Гена, сразу придумавший название: «Все наши дни рождения», — начал фантазировать: быстро подаём заявку, получаем аванс, берём купе до Владивостока и пока едем туда-обратно — успеваем всё написать. В Тихом океане только умоемся — и назад. Такие шпаликовские прожекты новостью для Соловьёва не были. Перед этим Гена уговаривал Сергея записаться в секцию парашютистов, где якобы «даже паспорт не нужен, а требуется только сдать анализы…». Парашютный спорт был для Шпаликова идеей фикс, он не без зависти-ревности относился к знакомым, этим занимавшимся. Ну ладно, прожекты прожектами, но писать-то было надо. И они начали писать. Точнее, писать начал Соловьёв. Гена сказал ему: слушай, старик, я сейчас дописываю роман «Три Марины», про Марину Цветаеву, Марину Освальд (вдову убийцы американского президента Джона Кеннеди, русскую по рождению) и просто Марину. Ты, дескать, пока начинай, а я тебе попозже начну присылать диалоги для сценария. Шпаликов уехал в какой-то пансионат, откуда спустя некоторое время и впрямь начал присылать написанные на серо-голубых телеграфных бланках куски для сценария, хотя порой они перемежались не очень вразумительными письмами другу. Как-никак, но дело всё-таки шло, и когда они вновь увиделись, Шпаликов усадил Соловьёва читать роман про трёх Марин, а сам начал читать их совместный сценарный текст, Сергеем сведённый в нечто единое.
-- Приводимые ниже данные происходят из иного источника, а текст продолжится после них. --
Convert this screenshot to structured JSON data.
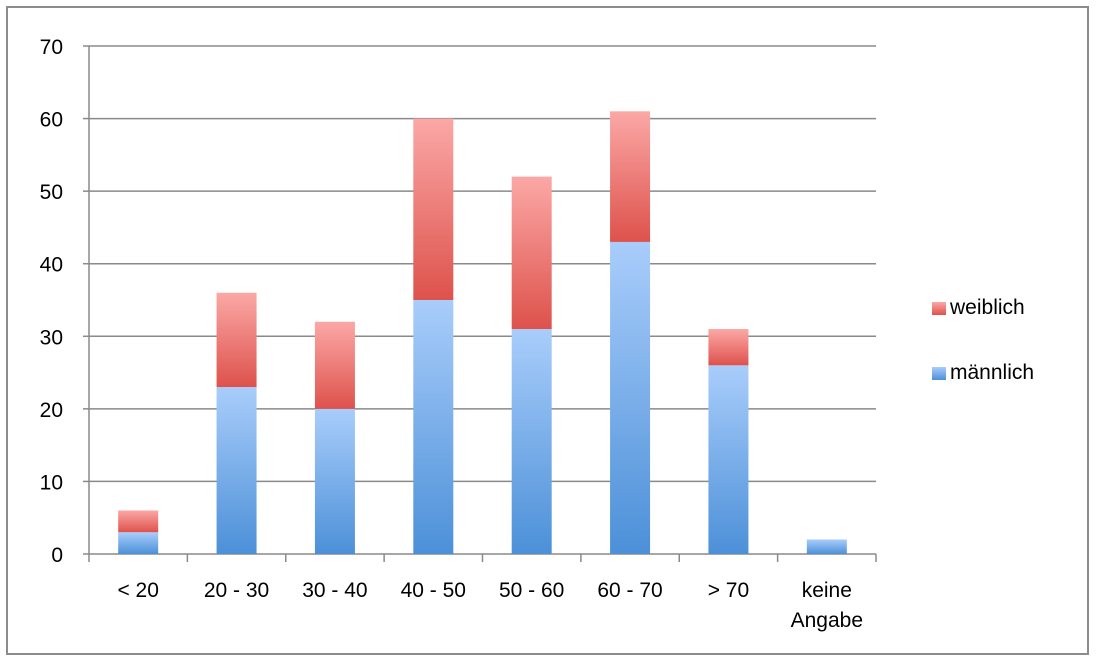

Текст шпаликовского романа сохранился, хотя очевидно, что — не полностью. Но это такой текст, который вряд ли и мог быть «полным». Манера письма у автора такова, что повествование кажется бесконечным. Так можно писать долго-долго — впрочем, можно в любой момент и остановиться. Это как бы коллаж из разрозненных глав, смесь «потока сознания» и постмодернистской «игры в классики». Вот пример шпаликовской манеры — фрагмент о Цветаевой: «Марина Цветаева — в слезах — вот уж чего не ожидал, что в слезах — вот уж — но, читатель, — поверь, что так, поверь, а Марина Цветаева — пока мы бежали до её дома — домика, сарая, скорее чем дома — но — жить можно — вот пока мы добегали, а она плакала, плакала, — на бегу плакать сложно, — хотя — плакать — очевидно — всё равно, где, когда и как…» И всё же сквозь хаотичный, казалось бы, набор слов пробивается нечто шпаликовское, в его неприкаянности и душевном сиротстве: «жить можно» (ему бы что-нибудь такое, домик или сарай, всё равно, да ведь бесполезно, не приживётся нигде), «плакать… всё равно, где, когда и как…». Всё равно. Или приводятся стихи другого классика: «Пью за здравие Мери, милой Мери моей, тихо запер я двери, и — один — без гостей. Пьянство в одиночку. Вот и тост. Спасибо, говорит она, спасибо». Тут можно и не комментировать — разве что стоит заметить, что пушкинская цитата обрывается на выразительной строке «…и — один — без гостей». У поэта дальше идёт ещё один стих, строфу завершающий: «…Пью за здравие Мери». Шпаликову нужна здесь не столько героиня, вокруг которой выстраивается поэтическая мысль у Пушкина, сколько сам герой, его питие в одиночку. Просто — его питие…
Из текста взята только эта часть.